Este es probablemente el mayor ahorro de tiempo de todos. ¡Deshecha esos artefactos inútiles! Necesitarás herramientas de verdad que sí ahorren tiempo. Sobre todo, necesitarás un delantal con compartimientos para colgar tus herramientas y el material de limpieza mientras te mueves por la habitación. Nuestro método depende de esta regla, y pronto te sentirás perdida sin tu delantal.

Regla #3: De arriba a abajo

Limpia en dirección de arriba hacia abajo. La suciedad sigue las leyes de la gravedad, y comenzar por lo más bajo solo te causará más trabajo. Cuando empieces por lo más alto, harás el mejor uso de tu tiempo, evitando volver a pasar por las áreas que ya limpiaste.

Regla #4: ¿No está sucio?

Si algo no está para nada sucio, no lo limpies. Por ejemplo, las superficies verticales casi nunca están tan sucias como las horizontales. Los estantes y molduras superiores tienen menos polvo que las inferiores. A menudo, lo único sucio en algunas superficies son un par de huellas dactilares. Así que si una superficie está casi totalmente limpia, no desperdicies tiempo limpiándola profundamente.

Regla #5: No chequees antes de tiempo

No enjuagues ni seques una superficie antes de que esté totalmente limpia. Esto solo causará que tengas que volver a empezar en caso de que no lo esté. Cuando limpies una superficie, no la enjuagues ni pases el trapo solo para ver si has terminado. Con el tiempo, aprenderás a “ver a través” de la mugre para saber cuándo esta ya está suave y lista para ser removida, o si aún le hace falta más trabajo.

Regla #6: Sigue adelante

No sigas limpiando después de haber completado el último paso del trabajo. Una vez que hayas llegado a la zona cero, ¡detente! Estás reduciendo tu valioso tiempo libre.

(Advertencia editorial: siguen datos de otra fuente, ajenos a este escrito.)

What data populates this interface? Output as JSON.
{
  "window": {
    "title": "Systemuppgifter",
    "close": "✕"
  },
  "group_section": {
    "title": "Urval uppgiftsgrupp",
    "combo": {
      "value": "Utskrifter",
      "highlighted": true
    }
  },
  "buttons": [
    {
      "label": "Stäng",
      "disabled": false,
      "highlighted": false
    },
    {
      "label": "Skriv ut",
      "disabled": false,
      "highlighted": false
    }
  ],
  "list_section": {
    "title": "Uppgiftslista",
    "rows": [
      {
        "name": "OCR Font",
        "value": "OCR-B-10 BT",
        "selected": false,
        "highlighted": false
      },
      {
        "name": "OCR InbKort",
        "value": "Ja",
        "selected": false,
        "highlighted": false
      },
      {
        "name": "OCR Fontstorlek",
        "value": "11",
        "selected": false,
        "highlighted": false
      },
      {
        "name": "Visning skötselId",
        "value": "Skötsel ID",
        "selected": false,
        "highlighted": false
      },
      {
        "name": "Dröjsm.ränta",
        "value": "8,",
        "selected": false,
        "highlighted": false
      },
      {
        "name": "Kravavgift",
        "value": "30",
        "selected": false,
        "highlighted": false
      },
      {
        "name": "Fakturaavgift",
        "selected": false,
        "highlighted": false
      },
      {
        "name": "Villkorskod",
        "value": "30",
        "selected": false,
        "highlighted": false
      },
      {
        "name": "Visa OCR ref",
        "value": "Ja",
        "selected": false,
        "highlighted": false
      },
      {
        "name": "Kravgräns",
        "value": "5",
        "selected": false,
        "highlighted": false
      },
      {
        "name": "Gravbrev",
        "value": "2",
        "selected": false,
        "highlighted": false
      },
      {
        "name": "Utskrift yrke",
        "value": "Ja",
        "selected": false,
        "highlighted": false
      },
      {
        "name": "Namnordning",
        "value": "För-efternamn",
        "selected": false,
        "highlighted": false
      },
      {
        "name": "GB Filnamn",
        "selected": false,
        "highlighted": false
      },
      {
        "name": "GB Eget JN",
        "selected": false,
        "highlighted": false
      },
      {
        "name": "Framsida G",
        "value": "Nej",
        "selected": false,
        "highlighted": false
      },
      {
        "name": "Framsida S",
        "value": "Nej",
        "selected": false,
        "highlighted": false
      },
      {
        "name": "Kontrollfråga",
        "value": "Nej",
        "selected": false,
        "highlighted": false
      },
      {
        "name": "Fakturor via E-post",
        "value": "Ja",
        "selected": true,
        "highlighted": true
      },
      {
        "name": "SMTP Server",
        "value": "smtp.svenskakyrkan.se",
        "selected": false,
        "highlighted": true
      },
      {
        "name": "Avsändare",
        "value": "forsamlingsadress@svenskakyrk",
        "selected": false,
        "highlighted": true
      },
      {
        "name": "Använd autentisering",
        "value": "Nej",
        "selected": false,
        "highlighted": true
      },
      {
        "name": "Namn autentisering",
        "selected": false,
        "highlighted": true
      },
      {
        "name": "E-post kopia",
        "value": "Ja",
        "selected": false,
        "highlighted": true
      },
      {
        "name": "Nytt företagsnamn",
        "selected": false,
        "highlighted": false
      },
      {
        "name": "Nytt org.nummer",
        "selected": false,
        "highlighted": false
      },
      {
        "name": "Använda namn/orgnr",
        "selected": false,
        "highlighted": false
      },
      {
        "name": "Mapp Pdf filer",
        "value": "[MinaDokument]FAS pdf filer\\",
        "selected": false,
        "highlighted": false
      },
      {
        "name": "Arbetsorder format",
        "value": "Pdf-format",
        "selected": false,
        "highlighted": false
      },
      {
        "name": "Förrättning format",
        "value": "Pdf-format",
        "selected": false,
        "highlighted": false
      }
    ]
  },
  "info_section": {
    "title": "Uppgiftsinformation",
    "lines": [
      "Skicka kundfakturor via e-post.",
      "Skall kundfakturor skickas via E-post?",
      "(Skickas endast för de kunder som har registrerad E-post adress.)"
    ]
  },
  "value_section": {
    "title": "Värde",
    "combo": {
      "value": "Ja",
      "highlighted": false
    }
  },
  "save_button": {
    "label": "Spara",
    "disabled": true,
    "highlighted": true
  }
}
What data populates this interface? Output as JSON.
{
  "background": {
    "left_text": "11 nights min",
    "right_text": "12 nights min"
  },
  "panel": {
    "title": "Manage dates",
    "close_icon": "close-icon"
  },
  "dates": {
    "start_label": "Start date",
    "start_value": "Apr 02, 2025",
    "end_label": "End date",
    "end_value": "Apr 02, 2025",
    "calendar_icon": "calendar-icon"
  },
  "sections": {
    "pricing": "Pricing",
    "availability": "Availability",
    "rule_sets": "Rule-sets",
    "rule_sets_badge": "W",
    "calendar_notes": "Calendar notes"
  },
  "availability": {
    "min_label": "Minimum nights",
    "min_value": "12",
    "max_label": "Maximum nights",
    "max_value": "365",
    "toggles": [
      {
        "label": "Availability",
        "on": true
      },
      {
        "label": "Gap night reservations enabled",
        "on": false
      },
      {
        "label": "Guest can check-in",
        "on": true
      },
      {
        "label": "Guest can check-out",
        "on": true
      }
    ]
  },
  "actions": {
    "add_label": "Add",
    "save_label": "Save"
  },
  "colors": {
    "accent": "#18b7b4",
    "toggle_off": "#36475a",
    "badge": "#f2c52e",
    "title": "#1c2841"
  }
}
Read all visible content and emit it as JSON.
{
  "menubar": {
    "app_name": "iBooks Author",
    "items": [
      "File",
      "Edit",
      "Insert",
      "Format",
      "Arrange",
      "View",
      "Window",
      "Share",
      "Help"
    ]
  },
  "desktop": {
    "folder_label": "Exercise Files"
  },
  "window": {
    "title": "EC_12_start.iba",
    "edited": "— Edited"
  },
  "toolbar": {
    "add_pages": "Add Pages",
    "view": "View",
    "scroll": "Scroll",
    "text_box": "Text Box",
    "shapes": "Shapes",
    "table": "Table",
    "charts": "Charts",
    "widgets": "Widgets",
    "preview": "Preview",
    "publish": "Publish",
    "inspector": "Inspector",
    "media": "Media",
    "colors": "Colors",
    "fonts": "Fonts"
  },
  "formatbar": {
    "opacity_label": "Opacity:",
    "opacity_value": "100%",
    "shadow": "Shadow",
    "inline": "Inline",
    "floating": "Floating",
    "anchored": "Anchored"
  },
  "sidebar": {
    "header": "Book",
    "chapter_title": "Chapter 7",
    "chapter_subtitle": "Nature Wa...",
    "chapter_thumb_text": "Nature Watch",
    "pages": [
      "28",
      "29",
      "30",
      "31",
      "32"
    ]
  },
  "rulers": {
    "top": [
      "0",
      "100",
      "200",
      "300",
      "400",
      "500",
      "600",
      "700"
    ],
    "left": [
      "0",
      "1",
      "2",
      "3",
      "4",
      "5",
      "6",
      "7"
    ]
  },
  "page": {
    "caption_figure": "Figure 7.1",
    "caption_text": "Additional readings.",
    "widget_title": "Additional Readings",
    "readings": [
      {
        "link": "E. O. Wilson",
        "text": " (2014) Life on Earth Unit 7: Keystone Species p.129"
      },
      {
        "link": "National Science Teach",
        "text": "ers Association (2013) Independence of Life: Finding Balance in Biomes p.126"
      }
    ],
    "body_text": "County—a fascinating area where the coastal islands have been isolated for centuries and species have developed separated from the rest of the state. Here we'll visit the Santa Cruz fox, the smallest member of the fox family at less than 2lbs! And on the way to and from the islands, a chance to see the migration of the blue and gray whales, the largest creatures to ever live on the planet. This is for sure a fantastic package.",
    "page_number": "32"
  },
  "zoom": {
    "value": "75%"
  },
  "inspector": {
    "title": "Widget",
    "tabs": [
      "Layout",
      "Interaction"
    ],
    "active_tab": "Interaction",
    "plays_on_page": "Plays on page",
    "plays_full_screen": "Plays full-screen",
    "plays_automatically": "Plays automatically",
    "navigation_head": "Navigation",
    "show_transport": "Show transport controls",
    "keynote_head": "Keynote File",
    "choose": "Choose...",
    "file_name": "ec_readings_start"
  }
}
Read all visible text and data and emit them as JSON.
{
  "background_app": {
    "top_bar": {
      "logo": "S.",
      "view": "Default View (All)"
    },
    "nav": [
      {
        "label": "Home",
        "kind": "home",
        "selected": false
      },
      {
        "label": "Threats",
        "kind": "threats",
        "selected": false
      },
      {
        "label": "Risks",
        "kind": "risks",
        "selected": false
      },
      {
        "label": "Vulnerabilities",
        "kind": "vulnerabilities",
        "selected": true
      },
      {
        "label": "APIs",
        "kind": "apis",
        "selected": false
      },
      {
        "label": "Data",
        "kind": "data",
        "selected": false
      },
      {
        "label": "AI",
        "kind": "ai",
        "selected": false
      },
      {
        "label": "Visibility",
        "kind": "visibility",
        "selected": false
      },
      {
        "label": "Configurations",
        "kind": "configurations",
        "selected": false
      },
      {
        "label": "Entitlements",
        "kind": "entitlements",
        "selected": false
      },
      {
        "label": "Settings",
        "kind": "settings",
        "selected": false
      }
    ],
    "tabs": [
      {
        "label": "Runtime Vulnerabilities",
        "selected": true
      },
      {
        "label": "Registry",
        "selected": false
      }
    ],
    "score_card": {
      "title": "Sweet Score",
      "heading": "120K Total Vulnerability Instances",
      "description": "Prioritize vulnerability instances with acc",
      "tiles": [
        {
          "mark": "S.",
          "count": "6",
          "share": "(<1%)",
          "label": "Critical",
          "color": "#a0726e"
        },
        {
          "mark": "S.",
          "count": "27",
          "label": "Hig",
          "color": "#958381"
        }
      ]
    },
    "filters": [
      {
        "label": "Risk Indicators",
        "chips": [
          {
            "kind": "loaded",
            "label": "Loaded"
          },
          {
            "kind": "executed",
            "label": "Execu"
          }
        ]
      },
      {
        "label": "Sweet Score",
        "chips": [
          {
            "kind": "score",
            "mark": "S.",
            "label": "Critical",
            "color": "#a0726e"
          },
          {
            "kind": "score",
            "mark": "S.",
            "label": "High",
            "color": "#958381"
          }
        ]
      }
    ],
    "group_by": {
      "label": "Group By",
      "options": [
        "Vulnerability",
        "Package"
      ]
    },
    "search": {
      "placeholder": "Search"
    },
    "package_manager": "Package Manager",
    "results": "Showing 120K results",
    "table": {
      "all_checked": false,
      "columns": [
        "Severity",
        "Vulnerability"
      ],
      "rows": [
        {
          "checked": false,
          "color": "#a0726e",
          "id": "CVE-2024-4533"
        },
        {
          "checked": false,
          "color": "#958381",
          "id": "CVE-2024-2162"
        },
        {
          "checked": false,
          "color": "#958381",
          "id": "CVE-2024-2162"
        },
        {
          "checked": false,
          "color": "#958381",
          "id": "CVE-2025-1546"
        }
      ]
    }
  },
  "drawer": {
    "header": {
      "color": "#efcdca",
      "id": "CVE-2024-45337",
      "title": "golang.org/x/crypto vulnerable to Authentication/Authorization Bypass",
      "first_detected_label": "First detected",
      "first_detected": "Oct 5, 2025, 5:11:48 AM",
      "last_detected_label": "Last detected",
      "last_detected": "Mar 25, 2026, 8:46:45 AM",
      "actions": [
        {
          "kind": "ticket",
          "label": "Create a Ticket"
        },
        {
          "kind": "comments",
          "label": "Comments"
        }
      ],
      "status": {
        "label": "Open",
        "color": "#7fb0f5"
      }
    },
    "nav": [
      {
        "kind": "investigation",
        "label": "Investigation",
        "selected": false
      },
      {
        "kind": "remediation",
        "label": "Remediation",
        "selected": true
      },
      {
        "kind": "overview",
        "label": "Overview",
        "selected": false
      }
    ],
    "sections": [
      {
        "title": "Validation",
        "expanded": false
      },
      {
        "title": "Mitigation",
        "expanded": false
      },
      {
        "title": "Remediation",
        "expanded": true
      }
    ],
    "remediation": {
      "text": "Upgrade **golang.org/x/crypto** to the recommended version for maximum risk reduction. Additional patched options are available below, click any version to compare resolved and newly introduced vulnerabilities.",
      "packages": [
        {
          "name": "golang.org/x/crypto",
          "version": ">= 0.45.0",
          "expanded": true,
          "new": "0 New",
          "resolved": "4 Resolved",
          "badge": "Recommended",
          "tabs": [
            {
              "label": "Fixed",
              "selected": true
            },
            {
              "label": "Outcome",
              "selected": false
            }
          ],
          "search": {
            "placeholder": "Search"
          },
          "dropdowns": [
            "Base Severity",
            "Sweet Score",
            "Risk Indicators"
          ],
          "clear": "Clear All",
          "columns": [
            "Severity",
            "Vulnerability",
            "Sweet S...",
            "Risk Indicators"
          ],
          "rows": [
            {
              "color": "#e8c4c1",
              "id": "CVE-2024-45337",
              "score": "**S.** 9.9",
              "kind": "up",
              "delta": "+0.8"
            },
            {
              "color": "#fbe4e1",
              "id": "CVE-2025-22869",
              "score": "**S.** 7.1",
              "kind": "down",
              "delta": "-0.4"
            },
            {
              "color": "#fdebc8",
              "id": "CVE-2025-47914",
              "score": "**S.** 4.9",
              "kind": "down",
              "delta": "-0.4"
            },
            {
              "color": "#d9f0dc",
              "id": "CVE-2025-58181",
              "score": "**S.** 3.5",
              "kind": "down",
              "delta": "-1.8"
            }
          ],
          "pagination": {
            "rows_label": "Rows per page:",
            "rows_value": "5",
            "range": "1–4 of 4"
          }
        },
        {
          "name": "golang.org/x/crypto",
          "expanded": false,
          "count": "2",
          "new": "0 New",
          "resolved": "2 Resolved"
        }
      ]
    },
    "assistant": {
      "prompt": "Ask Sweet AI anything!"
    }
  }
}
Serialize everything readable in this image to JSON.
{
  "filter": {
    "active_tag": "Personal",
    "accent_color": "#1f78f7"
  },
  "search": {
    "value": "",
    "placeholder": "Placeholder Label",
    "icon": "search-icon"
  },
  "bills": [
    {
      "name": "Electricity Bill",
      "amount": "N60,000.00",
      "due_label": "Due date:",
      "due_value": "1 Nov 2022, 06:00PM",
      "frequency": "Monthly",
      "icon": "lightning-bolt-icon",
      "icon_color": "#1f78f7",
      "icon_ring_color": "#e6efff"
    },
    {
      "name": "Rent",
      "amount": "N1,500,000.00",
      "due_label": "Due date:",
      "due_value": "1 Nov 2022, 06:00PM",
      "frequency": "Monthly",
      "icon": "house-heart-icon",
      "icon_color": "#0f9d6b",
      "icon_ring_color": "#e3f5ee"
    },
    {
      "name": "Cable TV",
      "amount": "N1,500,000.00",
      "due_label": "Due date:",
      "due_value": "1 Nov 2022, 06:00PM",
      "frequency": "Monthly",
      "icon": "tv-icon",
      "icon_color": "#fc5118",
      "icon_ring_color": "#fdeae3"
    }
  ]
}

Regla #7: Un producto más potente

Si lo que estás usando no funciona, cambia a un limpiador o herramienta más potente. Con el tiempo, aprenderás a saber qué herramienta o producto utilizar sin tener que recurrir a todos los materiales que tengas disponibles. También aprenderás a anticipar qué necesitas exactamente antes de empezar una tarea para no tener que interrumpir el trabajo más tarde.

Regla #8: En buen estado

Mantén tus herramientas en perfecto estado. Las rasuradoras desafiladas rayan, así como los sprays obstruidos hacen ruidos raros y no rocían bien.

Regla #9: Repetición = Perfección

La repetición facilita los movimientos. Ubica tus herramientas en el mismo lugar del delantal siempre. Esto evitará que pierdas tiempo buscándolas en un lugar distinto cada vez, ¡o que se las lleve el perro! Dentro de poco te acostumbrarás tanto a la ubicación de tus herramientas que te enfadarás si alguna no está en el lugar correcto cuando la necesitas. Progreso, de eso se trata.

Regla #10: Atención

Todo saldrá bien si prestas atención. Mientras hagas tu trabajo, evita pensar en la revisión de tus taxes, o en las noticias del día. En latín: Age quod agis significa “Haz lo que estás haciendo”.

Regla #11: Controla tu tiempo

Con la experiencia, te será más fácil controlar el tiempo que te toma cada trabajo. Puedes proponerte ir un poco más rápido cada vez sin tener que descuidar los detalles.

Regla #12: Utiliza ambas manos

La fuerza que utilizas para trabajar no estaría pareja si haces todo con una sola mano. En lugar de eso, haz un paso con una mano y comienza el siguiente con la otra, o limpia con una mano mientras la otra sostiene el objeto firmemente.

Regla #13: Trabaja en equipo

Si cuentas con una compañera, trabaja en equipo. Juntas, son lo que los biólogos llaman un “superorganismo”. Si tu compañera termina diez minutos antes, ambas terminan diez minutos antes, y eso es algo maravilloso. No descuides las cosas que acelerarán o ralentizarán el progreso de tu compañera, ¡es el tiempo de ambas!